Actualizado 23/01/2017
Rubén Martín Vaquero

Todo el mundo en la redacción sabía que Ernesto había regresado de Séverla, nuestro querido país vecino y hermano, donde había sido destacado por el periódico para informar de la toma de posesión, y de las primeras sesiones, de los representantes del pueblo en la nueva Asamblea Nacional, y sin embargo no enviaba las crónicas para su publicación. Airado, le llamé por teléfono.

-No me atrevo ?me respondió con voz entrecortada al escuchar mi demanda-, en un país tan serio y responsable como el nuestro, probablemente resulten escandalosas.

-¡Déjate en paz de gilipolleces y mándalas de una vez! ?le grité por el auricular.

-De acuerdo? -murmuró con un hilillo apenas audible-, y que sea lo que Dios quiera.

Al día siguiente todos pudieron leer en el periódico el extenso artículo que ha levantado la inexplicable polvareda.

"Aunque los periodistas que cubríamos el acto teníamos la mosca detrás de la oreja (al recoger las actas personales los señores representantes que ya tenían teléfono móvil, tablet y ordenador personal ?prácticamente todos- habían podido elegir entre frigoríficos, televisores, lavaplatos, secadores de pelo o lavadoras), el lunes, día de la toma de posesión y configuración de la Asamblea, sus ilustres Señorías nos sorprendieron.

Después de innumerables reuniones y almuerzos de trabajo (más tarde supimos del inconmensurable esfuerzo) los representantes de la ciudadanía se habían puesto de acuerdo, y se presentaron vestidos del mismo color todos los miembros de cada formación política. Como si se tratase del Sambódromo del Marqués de Sapucaí en Río de Janeiro, por allí desfilaron, entre aplausos, debutantes aberenjenados, retintos, aceitunados, plomizos, azulinos, agarbanzados, bermejos, salpicados, a rayas, a cuadros, jaspeados y cambiantes.

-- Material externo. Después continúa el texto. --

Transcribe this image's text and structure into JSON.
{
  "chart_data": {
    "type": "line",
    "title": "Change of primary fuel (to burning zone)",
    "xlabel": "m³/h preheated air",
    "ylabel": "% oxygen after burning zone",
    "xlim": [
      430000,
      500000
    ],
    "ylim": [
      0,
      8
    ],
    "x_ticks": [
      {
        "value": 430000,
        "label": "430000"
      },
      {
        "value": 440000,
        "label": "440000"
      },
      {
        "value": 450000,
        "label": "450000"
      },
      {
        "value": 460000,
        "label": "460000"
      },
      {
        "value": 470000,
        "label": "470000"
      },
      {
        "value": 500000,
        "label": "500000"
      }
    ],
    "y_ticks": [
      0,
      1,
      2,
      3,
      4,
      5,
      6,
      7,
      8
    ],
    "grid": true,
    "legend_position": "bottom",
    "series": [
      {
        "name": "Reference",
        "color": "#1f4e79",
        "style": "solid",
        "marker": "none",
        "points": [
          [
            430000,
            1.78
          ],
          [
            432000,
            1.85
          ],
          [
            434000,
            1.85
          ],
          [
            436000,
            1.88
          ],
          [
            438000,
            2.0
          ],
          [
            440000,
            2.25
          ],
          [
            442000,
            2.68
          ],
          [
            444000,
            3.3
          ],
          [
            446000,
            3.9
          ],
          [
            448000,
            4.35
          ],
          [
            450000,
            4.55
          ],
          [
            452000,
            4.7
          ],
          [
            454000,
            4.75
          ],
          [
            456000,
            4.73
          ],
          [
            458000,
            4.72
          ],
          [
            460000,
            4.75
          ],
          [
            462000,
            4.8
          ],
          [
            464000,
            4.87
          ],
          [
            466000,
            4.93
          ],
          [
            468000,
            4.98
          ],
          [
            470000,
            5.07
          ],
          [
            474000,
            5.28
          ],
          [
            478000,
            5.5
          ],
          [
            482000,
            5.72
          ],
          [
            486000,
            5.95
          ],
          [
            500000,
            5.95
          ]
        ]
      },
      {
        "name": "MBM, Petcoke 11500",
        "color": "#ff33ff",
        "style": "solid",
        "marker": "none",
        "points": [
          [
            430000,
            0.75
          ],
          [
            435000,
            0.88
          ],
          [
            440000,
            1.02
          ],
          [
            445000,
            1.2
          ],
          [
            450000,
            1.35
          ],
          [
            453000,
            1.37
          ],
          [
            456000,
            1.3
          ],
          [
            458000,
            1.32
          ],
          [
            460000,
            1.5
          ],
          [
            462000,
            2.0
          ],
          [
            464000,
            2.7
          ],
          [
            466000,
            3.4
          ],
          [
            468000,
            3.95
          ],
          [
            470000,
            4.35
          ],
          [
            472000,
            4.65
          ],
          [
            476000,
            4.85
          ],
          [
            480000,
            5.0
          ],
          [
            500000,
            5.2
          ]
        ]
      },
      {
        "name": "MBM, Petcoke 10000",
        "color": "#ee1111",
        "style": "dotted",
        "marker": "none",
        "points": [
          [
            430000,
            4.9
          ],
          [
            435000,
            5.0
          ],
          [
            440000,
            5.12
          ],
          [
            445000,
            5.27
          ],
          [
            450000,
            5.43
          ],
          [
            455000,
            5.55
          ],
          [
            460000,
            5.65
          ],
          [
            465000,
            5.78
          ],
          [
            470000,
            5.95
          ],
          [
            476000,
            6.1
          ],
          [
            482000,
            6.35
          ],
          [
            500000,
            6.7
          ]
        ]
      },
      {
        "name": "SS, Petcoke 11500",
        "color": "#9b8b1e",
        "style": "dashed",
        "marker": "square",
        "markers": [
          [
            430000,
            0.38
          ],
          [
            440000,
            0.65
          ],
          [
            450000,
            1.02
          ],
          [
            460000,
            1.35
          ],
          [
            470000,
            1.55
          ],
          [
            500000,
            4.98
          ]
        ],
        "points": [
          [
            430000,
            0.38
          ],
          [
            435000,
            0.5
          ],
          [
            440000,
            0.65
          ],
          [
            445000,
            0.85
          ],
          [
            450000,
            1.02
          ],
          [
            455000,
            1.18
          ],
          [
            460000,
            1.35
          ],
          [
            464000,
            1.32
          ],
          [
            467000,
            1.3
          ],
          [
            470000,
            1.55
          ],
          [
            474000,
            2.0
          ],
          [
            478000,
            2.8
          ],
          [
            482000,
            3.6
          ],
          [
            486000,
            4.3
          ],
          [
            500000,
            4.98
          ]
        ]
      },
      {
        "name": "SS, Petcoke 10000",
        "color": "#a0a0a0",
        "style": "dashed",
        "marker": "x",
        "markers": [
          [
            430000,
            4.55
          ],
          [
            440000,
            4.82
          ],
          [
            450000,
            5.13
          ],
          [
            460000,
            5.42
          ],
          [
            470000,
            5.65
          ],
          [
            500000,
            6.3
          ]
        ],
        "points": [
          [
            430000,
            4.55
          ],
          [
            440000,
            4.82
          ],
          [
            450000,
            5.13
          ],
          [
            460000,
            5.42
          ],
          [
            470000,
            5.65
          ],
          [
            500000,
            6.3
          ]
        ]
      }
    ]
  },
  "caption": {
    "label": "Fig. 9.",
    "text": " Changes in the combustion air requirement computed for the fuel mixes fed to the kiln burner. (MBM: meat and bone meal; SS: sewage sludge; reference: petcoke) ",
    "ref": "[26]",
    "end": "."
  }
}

La sorpresa no había hecho más que empezar porque en los juramentos, o promesas, fue el arrebato; los sufridos y entregados representantes juraron, o prometieron, sus cargos en diversos idiomas (desde el suahili hasta el esperanto), haciéndolo por los dioses nórdicos, por los egipcios, por los mesopotámicos, por los griegos, por los romanos o por un tal "tío Arturo", que de todo hubo, aunque lo más alucinante fue que lo hicieron rapeando, por soleares, en canto gregoriano, en cuplé, en cante jondo, en copla, en jacarandina o en morse. Mientras los cantantes, cantaores, tonadilleros, cupletistas, barítonos, rapsodas o divos juraban, o prometían, lo que les parecía bien, una señora desde la tribuna de espectadores, probablemente contagiada por aquellos aires de libertad, se marcó una jota, que fue muy aplaudida por el respetable. Al terminar, salieron de la Asamblea frescos y alegres agarrados de la cintura unos de otros hasta formar una larga serpiente, mientras cantaban: María Cristina me quiere gobernar, y yo le sigo, le sigo la corriente, porque no quiero que diga la gente, que María Cristina me quiere gobernar."